One of the enduring consequences of this counterreform movement was the establishment of a large network of think tanks, foundations, institutes, law schools, and activist organizations that turn out an endless stream of mostly contrived “reports,” “studies,” lawsuits, testimony before congressional and regulatory panels, op-eds, and books that all promote the philosophy and agenda of the new corporate Musketeers:
• Government is bad, cannot be trusted, should instead be feared, and must be starved of resources so that it is capable of interfering as little as possible with the plans of corporations and the interests of elites;
• Hardship is good for poor people because it’s the only thing that will give them an incentive to become more productive; hardship also makes them more willing to accept lower wages and fewer benefits;
• Rich people, on the other hand, should be taxed as little as possible in order to encourage them to make even more money—which is the only tried-and-true way to produce more growth in the economy, even if there is too little demand because consumers don’t have enough money to buy more goods and services;
• More inequality is a good thing, because it simultaneously inspires poor people to more ambition and rich people to more investing,
even if the evidence shows that the highest-income groups are primarily interested in wealth preservation when the economy is weak; and
• The environment can take care of itself nicely, no matter how much pollution we dump into it. Anyone who believes otherwise is motivated by a barely concealed love for socialism and an abiding determination to thwart business.

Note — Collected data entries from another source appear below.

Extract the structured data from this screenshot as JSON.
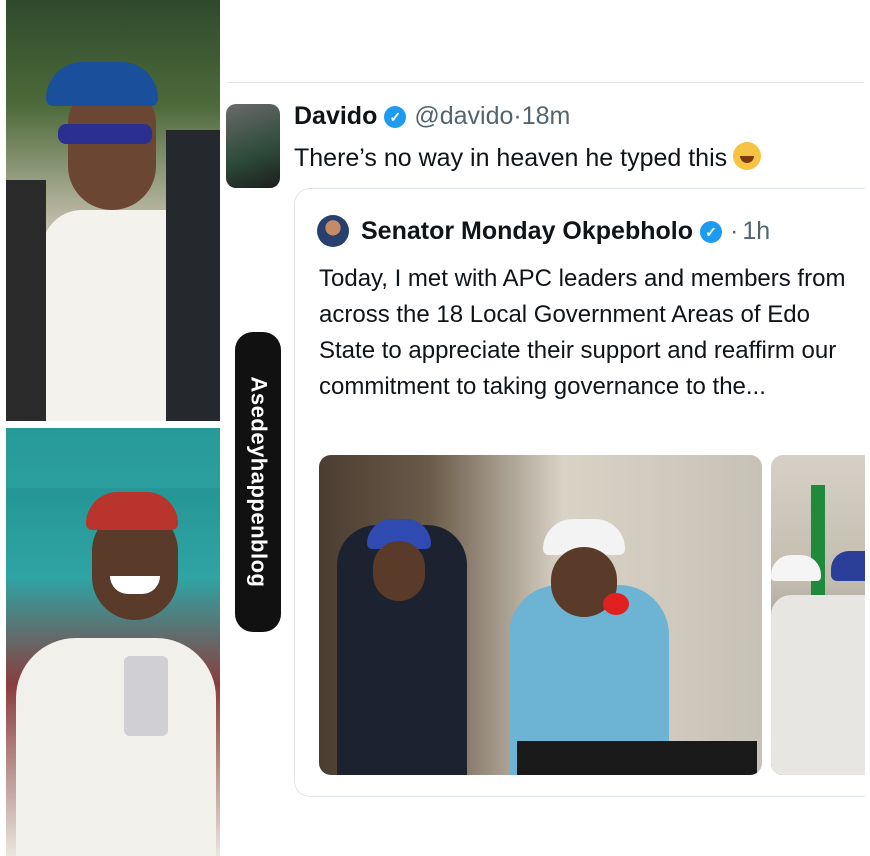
{
  "watermark": "Asedeyhappenblog",
  "tweet": {
    "name": "Davido",
    "handle": "@davido",
    "separator": "·",
    "time": "18m",
    "text": "There’s no way in heaven he typed this",
    "emoji": "face-with-tears-of-joy-emoji",
    "verified_color": "#1d9bf0"
  },
  "quoted_tweet": {
    "name": "Senator Monday Okpebholo",
    "separator": "·",
    "time": "1h",
    "text": "Today, I met with APC leaders and members from across the 18 Local Government Areas of Edo State to appreciate their support and reaffirm our commitment to taking governance to the..."
  },
  "images": {
    "left_top": "photo of man in blue cap and white kaftan",
    "left_bottom": "photo of smiling man in red cap with chains",
    "quote_main": "photo of man speaking into red microphone beside police officer",
    "quote_second": "photo of men seated at event"
  }
}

To one degree or another, of course, there is a natural incentive to build broad coalitions among differing interests in most political parties. I certainly experienced such pressures as a member of the Democratic Party when I served in Congress. Yet there is something different about the lockstep discipline in the new U.S. right-wing coalition—a discipline that is enforced by extremely wealthy contributors who are primarily interested in policies that increase their already unhealthy share of America’s aggregate income.